The new technology has been revolutionary for students and researchers in the field of Yiddish studies. Lansky remembers Agi Legutko, Yiddish professor at Columbia, sitting next to him at a gala soon after Jochre’s launch and jokingly blaming him for her not having slept for two weeks. Once the program was made available, he recalls her saying, she became so fascinated by it that she spent day and night typing in any search terms that popped into her head, and reading all the results that appeared.

Jaclyn Granick, a lecturer in modern Jewish history at Cardiff University in Wales, used the digital library while doing research for her book, “International Jewish Humanitarianism in the Age of the Great War”, and she also uses the library to locate children’s books for her two daughters, whom she is raising in Yiddish. She downloads and prints the storybooks, has them bound at a local copy shop, and reads them to the girls at bedtime.
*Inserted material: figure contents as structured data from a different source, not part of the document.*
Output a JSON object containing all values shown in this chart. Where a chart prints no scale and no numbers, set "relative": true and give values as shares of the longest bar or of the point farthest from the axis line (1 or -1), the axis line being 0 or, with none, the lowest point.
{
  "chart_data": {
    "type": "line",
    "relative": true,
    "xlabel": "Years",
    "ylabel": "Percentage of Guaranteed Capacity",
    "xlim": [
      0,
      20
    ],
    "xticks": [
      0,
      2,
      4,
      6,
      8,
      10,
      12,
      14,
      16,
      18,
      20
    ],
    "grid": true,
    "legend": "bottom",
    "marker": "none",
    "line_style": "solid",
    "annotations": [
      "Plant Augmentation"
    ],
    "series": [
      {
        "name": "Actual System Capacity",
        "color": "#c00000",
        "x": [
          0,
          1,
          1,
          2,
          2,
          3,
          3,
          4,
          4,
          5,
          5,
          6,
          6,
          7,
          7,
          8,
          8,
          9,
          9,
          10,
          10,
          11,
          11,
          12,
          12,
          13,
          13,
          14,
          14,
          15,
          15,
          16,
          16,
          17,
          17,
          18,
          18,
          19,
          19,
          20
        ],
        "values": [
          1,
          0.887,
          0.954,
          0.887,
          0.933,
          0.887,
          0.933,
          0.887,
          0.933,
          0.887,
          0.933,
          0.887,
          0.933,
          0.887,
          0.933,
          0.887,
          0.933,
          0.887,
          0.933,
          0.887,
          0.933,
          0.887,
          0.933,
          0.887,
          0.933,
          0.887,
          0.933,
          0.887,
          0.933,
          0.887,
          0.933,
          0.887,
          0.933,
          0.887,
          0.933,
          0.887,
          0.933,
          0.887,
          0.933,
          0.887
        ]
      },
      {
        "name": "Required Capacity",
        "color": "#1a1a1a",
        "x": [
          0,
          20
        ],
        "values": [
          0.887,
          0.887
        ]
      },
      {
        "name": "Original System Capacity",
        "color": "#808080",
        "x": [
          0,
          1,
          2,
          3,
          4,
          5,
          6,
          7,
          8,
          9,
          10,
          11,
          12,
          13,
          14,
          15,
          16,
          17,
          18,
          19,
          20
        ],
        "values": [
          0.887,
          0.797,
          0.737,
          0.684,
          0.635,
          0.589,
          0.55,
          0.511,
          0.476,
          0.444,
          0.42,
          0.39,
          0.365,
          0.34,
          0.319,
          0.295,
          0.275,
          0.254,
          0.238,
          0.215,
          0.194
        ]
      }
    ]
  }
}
“And sometimes I just like to browse without any plan,” she added, “but with a historian’s and a mother’s kop (head).”

Philip Schwartz, a Yiddish literature researcher and Yiddish language instructor in Wrocław, Poland, often uses the library’s resources for his classes. “When I need a short story or song for an upcoming holiday, I’ll take a look in the Spielberg Library first.”

Motl Didner, associate artistic director of the National Yiddish Theatre Folksbiene, said that the digital library is one of the most important resources he has when he’s looking for theatrical works to stage. “We found several playscripts in the library which we later developed into readings and full productions,” he said, including Avrom Goldfaden’s “The Sorceress”, Chava Rosenfarb’s “The Bird of the Ghetto” and various works by H. Leivick.

Spielberg’s foundation has continued to support the Yiddish Book Center, most recently bestowing a critical early gift to its program training a new generation of translators, enabling the Yiddish books to be enjoyed by a non-Yiddish-reading public. As Lansky recalled Spielberg himself saying at their meeting: “I’m a storyteller — that’s what I do for a living. I tell stories. The notion that you have shelf after shelf of Jewish stories just sitting there, waiting for someone to come along and read them and translate them and share them… For someone like me, that’s just irresistible.”